How to classify $2^n$ groups up to isomorphism?

Question

Groups of order $2^n$ have most non-isomorphic types and are notoriously hard to classify. For example, order $32$ has $51$ non-isomorphic groups, and order $64$ has $267$ ones. In general group theory texts, only groups of order up to $15$ are (completely) classified. Even the order of $16$ is not available for a full classification.

On this website, all groups up to order $500$ are classified with given names. My question is, are groups of $64$ or $128$ or higher classified manually through presentations or by programming (computational group theory)?

Answer 1

Order 64 was done by hand still -- Hall, Marshall, Jr.; Senior, James K. The groups of order $2^n$ ($n\le 6$). Macmillan, 1964. Order 128 is by computer, but would have been possible by hand, see also O'Brien, Vaughan-Lee The groups with order $p^7$ for odd prime $p$. J. Algebra 292 (2005), 243–258

Answer 2

It is known that the number of isomorphism classes of groups of order $p^n$ ($p$ prime) grows as $p^{{\frac{2}{27}n^3} +O(n^{8/3})}$ (Charles Sims, Enumerating p-groups, Proc. London Math. Soc., Series 3, 15 (1965), 151-166).

Because of this exponential growth, is it believed that almost all finite groups are $2$-groups: the fraction of isomorphism classes of $2$-groups among isomorphism classes of groups of order at most $n$ is thought to tend to $1$ as $n$ tends to infinity. If you look at the table in this paper of Conway, Dietrich and O'Brien, you can see that of the 49 910 529 484 different groups of order at most $2000$, 49 487 367 289, or just over 99%, are the $2$-groups of order 1024.

The first to create some order in the plethora of groups of prime-power order was Philip Hall (The classification of prime-power groups, J. Reine Angew. Math. 182 (1940),130-141). He observed that the notion of isomorphism of groups is really too strong to give rise to a satisfactory classification and that it had to be replaced by a weaker equivalence relation. Subsequently he discovered a suitable equivalence relation and called it isoclinism of groups. It is this classification principle that underlies the mentioned monograph of M. Hall and J. K. Senior on the classification of $2$-groups of order at most $64$ (see their first DEFINITION, where isoclinism class is not mentioned but rather family). Another strategy for classification is looking at coclasses: the coclass of a finite $p$-group of order $p^n$ and nilpotency class $c$ is $n−c$.

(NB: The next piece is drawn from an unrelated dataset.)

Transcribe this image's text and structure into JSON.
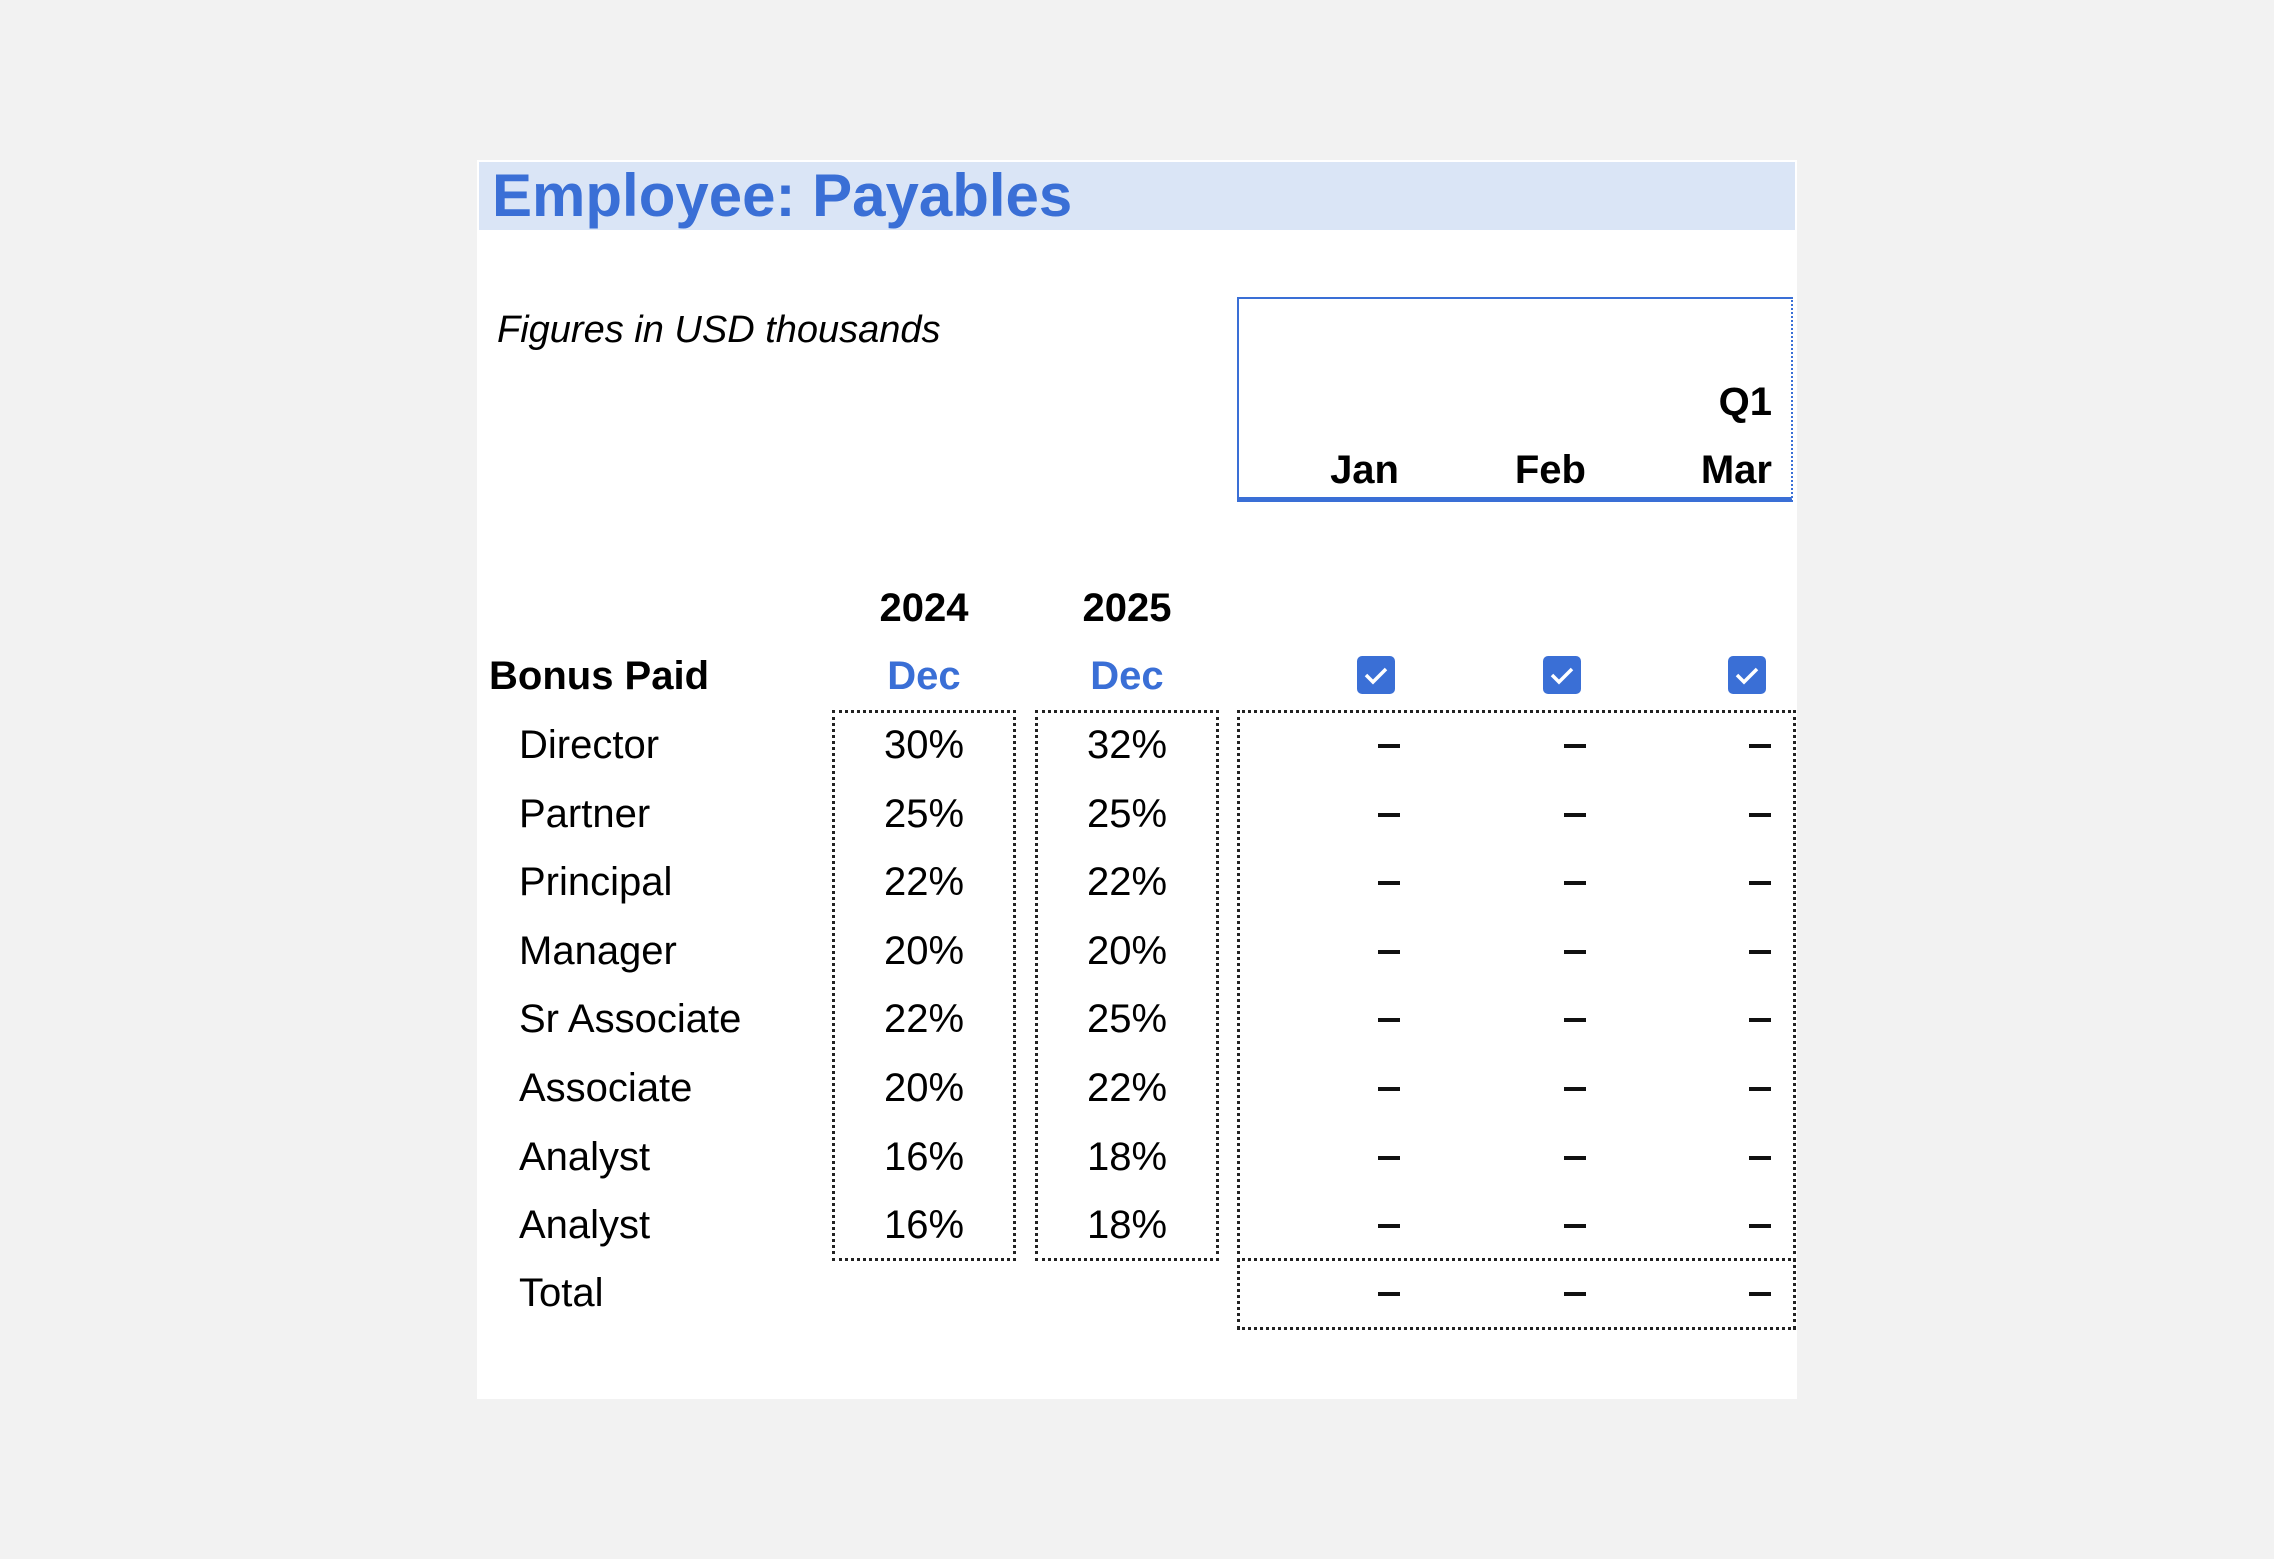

Yet another approach is that of Marcus du Sautoy (1999): he constructs certain zeta-functions and uses $p$-adic integrals to capture the number of finite $p$-groups, see this paper, or Zeta functions of Groups: the Quest for Order versus the Flight from Ennui, which appeared in Groups St Andrews 2001, LMS Lecture Note Series 304 (2001), 150-189.